The method of determining whether an optimum focusing point has been achieved according to the invention which differs significantly with that of the conventional method is disclosed below.

The conventional method of seeking the focusing point includes: projecting the laser beam with reading power on the disc, collecting the reflective light of the laser beam from the disc by the detector of the optical pick-up head; and then generating the optical signal for controlling the focusing operation by calculation. The focus actuator enables the focusing point of a laser beam to change, and then the optimum writing focus is determined according to the optical signals such as the focusing error signal or the RF level signal for instance.

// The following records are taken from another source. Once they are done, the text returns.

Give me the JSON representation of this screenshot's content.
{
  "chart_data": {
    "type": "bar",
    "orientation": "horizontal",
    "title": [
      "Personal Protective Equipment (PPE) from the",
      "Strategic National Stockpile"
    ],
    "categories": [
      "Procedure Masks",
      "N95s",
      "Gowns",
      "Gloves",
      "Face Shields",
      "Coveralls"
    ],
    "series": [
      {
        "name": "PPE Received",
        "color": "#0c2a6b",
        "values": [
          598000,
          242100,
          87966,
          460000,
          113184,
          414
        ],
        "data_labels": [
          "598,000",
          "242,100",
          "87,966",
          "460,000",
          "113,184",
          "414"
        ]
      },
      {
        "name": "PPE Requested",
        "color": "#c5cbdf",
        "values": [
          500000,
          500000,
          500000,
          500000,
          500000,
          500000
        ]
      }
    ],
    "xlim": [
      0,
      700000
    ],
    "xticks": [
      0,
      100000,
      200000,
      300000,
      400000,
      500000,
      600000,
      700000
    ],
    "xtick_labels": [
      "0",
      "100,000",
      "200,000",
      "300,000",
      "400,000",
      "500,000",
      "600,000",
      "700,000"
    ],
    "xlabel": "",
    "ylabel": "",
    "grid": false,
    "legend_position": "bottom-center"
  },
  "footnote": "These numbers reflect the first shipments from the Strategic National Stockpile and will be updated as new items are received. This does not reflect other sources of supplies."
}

However, the invention changes the focusing position of the laser beam, and at each focusing position, a laser beam with a constant write power is applied to write the trial write data into the power calibration area of the disc. Next, the β values of the trial write data are read, and the trial write data with the largest β value is selected as the optimum trial write data. At last, the focusing point corresponding to the optimum trial write data is selected as the writing focus.

Therefore, the invention directly uses a constant write power laser beam to write the trial write data, and obtains the optimum focus point according to the trial write data. The invention is advantaged by having a higher accuracy in seeking for the optimum writing focus than the conventional method which uses the read power laser beam to seek for the optimum writing focus. After the optimum focusing point is found, the focusing point is used as the writing focus. Generally, the write power of the laser beam differs widely with the read power of the laser beam. The photo-path of a laser beam under different powers may be different to a certain extent. Due to the high sensitivity of the DVD optical system, a satisfactory writing quality of the disc would not be obtained if the conventional method is used.

Moreover, the method according to the invention is implemented before the conventional OPC step, and writes trial write data into the power calibration area as is done in the OPC step. The optical disc drive obtains the optimum writing focus by amending the firmware alone without adding any extra elements, hence contributing to the saving of manufacturing costs.

While the invention has been described by way of example and in terms of a preferred embodiment, it is to be understood that the invention is not limited thereto. On the contrary, it is intended to cover various modifications and similar arrangements and procedures, and the scope of the appended claims therefore should be accorded the broadest interpretation so as to encompass all such modifications and similar arrangements and procedures.